A task force intent on eradicating human trafficking will debate whether Colorado should deem mail-order brides as sex slaves and will set up a training program to teach police the difference between prostitutes and sex slaves.
Mail-order brides are often targets of violence and abuse, said state Rep. Alice Borodkin, D-Denver, who formed the Interagency Task Force on Trafficking this year. Women forced into prostitution should be considered victims, not criminals, she said at the first task-force meeting at the Capitol on Tuesday.
The task force, which includes state law-enforcement officials and experts from the University of Denver and nonprofit groups, will form subcommittees to discuss mail-order brides, training programs, new legislation and help for victims, Borodkin said.
Borodkin said she formed the task force after three spas in her district staffed with foreign sex slaves were broken up. Six other spas also were cited for using foreign- born sex slaves.
FBI agent Nick Vanicelli recently told state lawmakers that an initial investigation found that an interstate ring smuggling children for prostitution could be operating in Colorado.

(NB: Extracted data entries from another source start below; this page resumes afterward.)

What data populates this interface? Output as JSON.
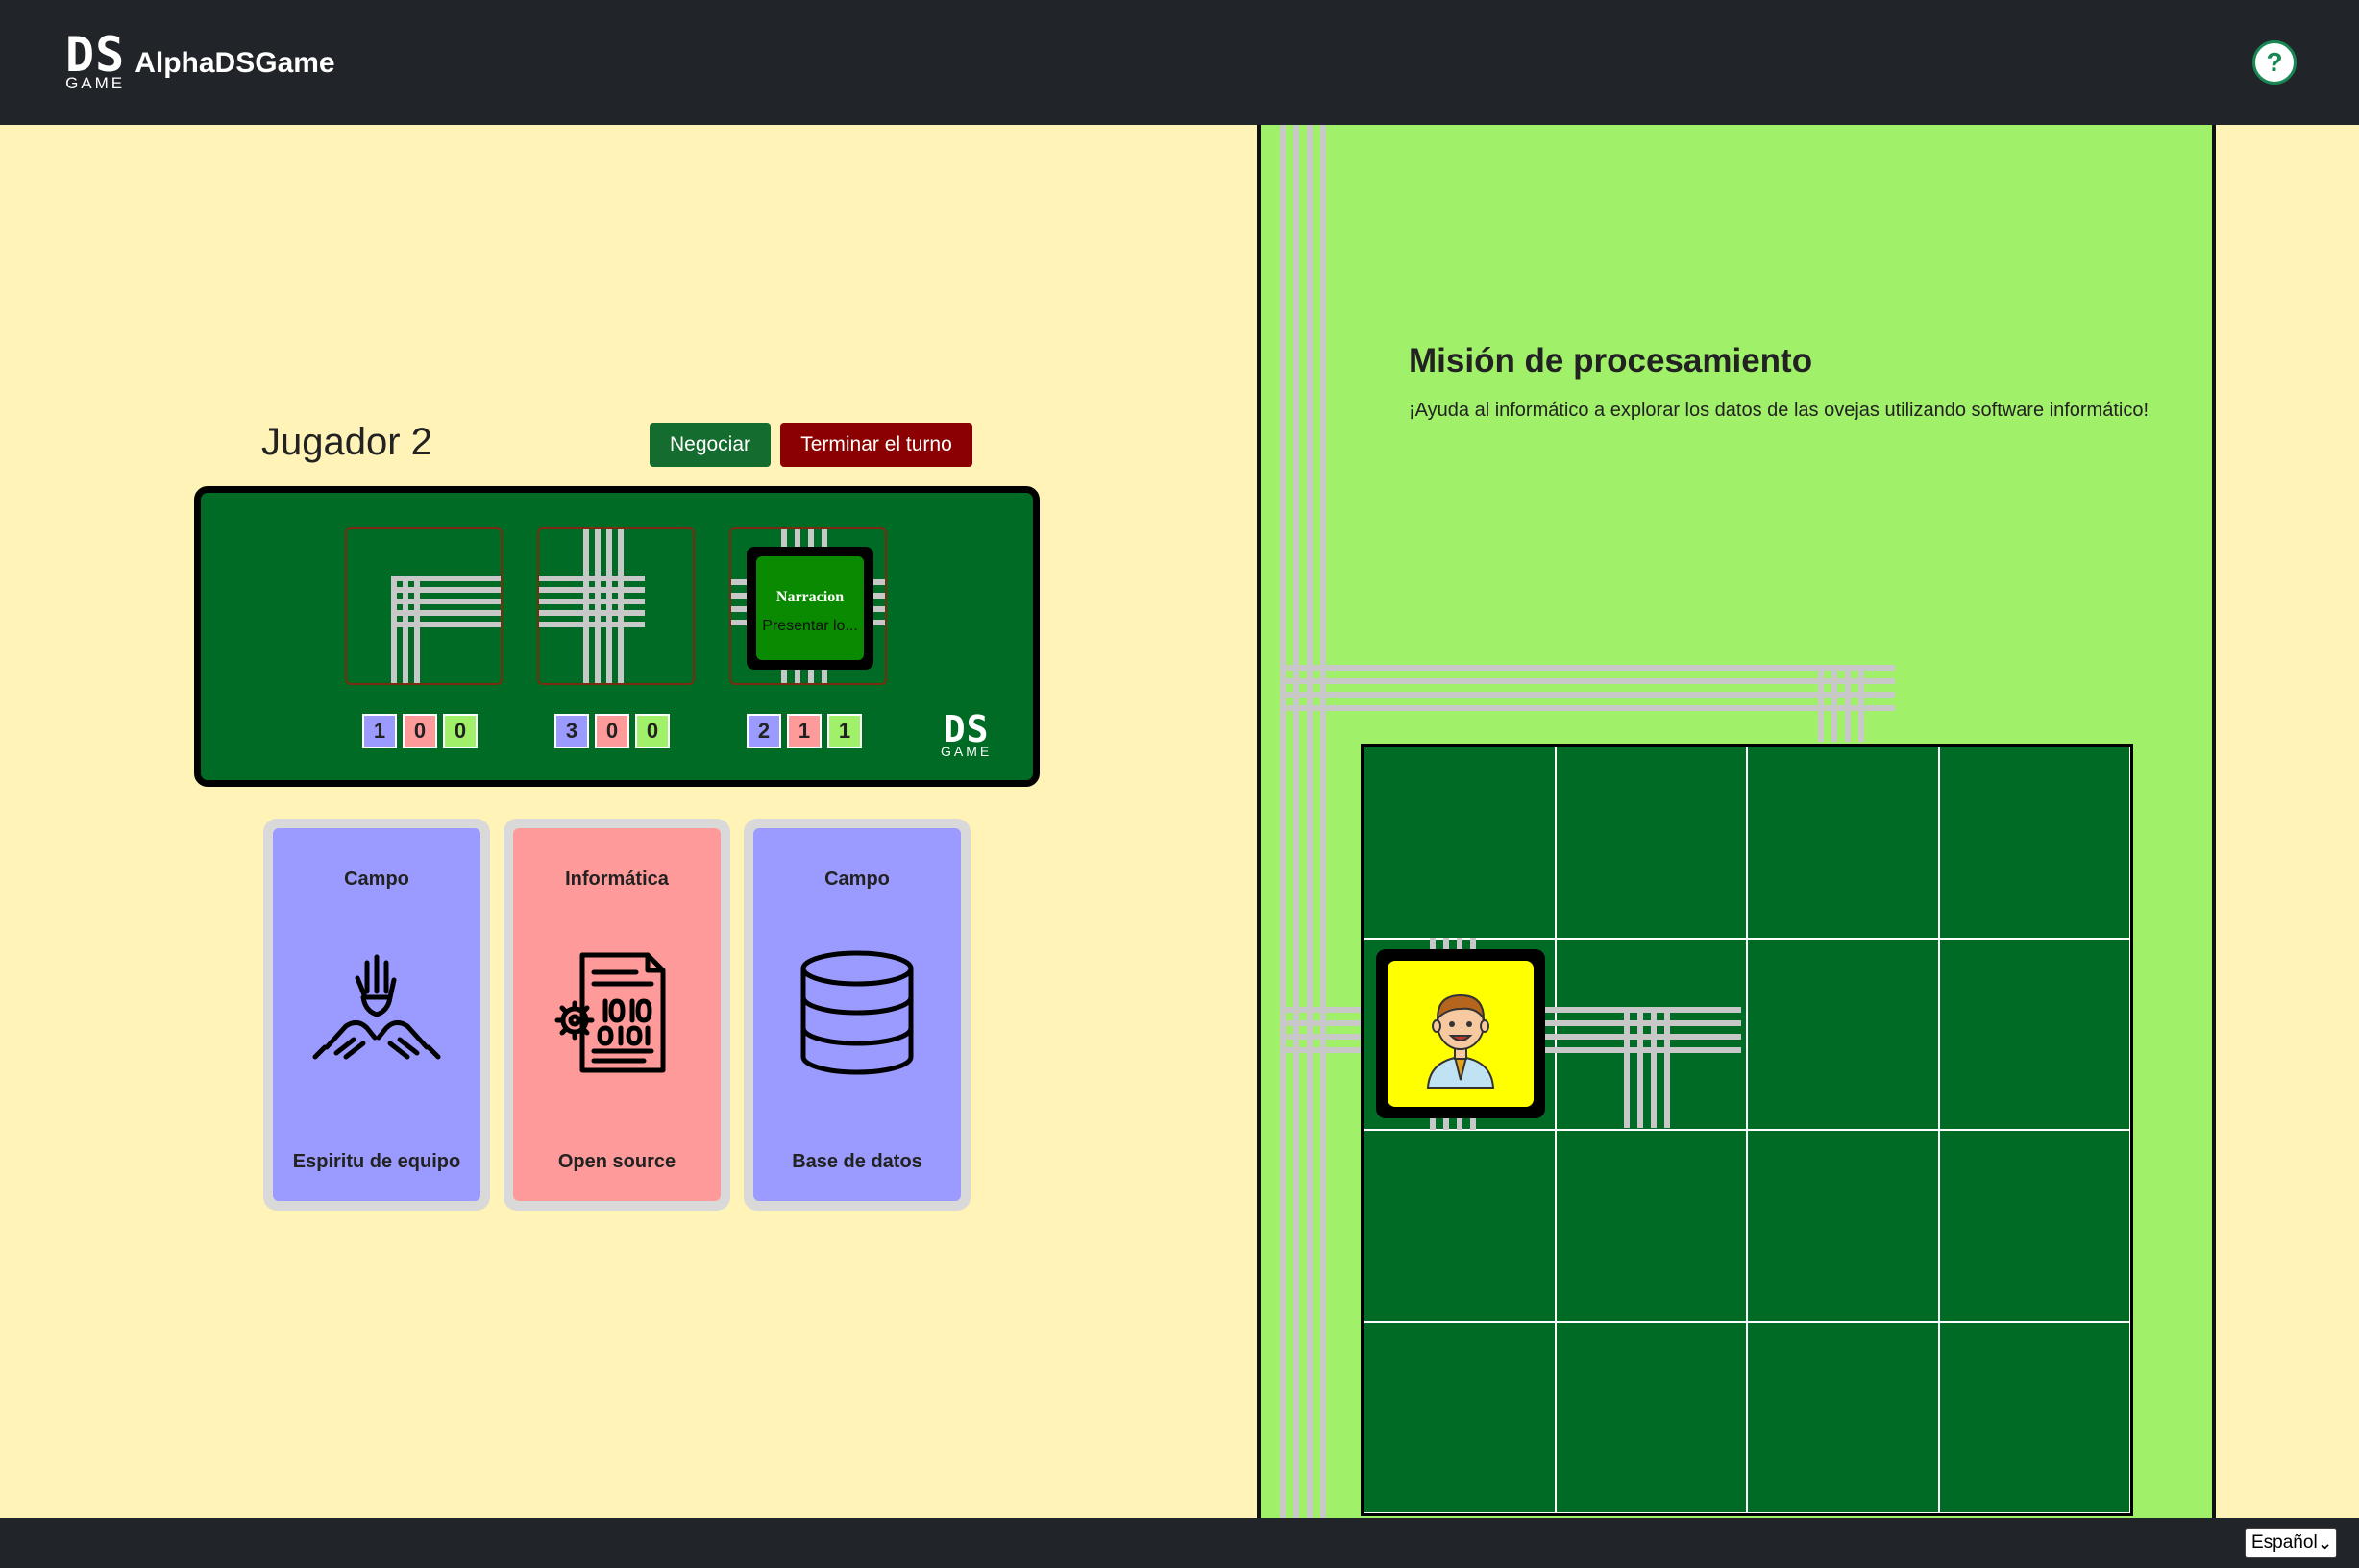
{
  "header": {
    "logo_ds": "DS",
    "logo_game": "GAME",
    "app_name": "AlphaDSGame",
    "help_symbol": "?"
  },
  "player": {
    "name": "Jugador 2",
    "negotiate_label": "Negociar",
    "end_turn_label": "Terminar el turno"
  },
  "board": {
    "slots": [
      {
        "counts": [
          "1",
          "0",
          "0"
        ]
      },
      {
        "counts": [
          "3",
          "0",
          "0"
        ]
      },
      {
        "counts": [
          "2",
          "1",
          "1"
        ],
        "card_title": "Narracion",
        "card_desc": "Presentar lo..."
      }
    ],
    "logo_ds": "DS",
    "logo_game": "GAME"
  },
  "hand": [
    {
      "type": "Campo",
      "name": "Espiritu de equipo",
      "icon": "teamwork-hands-icon",
      "color": "#9b9bff"
    },
    {
      "type": "Informática",
      "name": "Open source",
      "icon": "source-code-gear-icon",
      "color": "#ff9a9a"
    },
    {
      "type": "Campo",
      "name": "Base de datos",
      "icon": "database-icon",
      "color": "#9b9bff"
    }
  ],
  "mission": {
    "title": "Misión de procesamiento",
    "description": "¡Ayuda al informático a explorar los datos de las ovejas utilizando software informático!",
    "piece_icon": "computer-scientist-avatar-icon"
  },
  "footer": {
    "language": "Español"
  },
  "colors": {
    "navbar": "#212529",
    "board_green": "#006b24",
    "mission_bg": "#a0f06a",
    "page_bg": "#fff3b8"
  }
}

Maybe the first obstacle to ending human slavery is ignorance, according to several experts. Several members of the new committee said they knew slavery existed in Eastern Europe and impoverished countries but hadn’t known it existed in Colorado.
“I was just shocked,” Kenlyn Kolleen of the group Free a Child said about learning that Denver youths plied with drugs had been coerced into prostitution.
Her organization has spent eight years in Nepal attempting to steer vulnerable girls from sex slavery.
“We must start a U.S. program,” Kolleen said. “This has to be a global approach. We have to be as involved as anyone else.”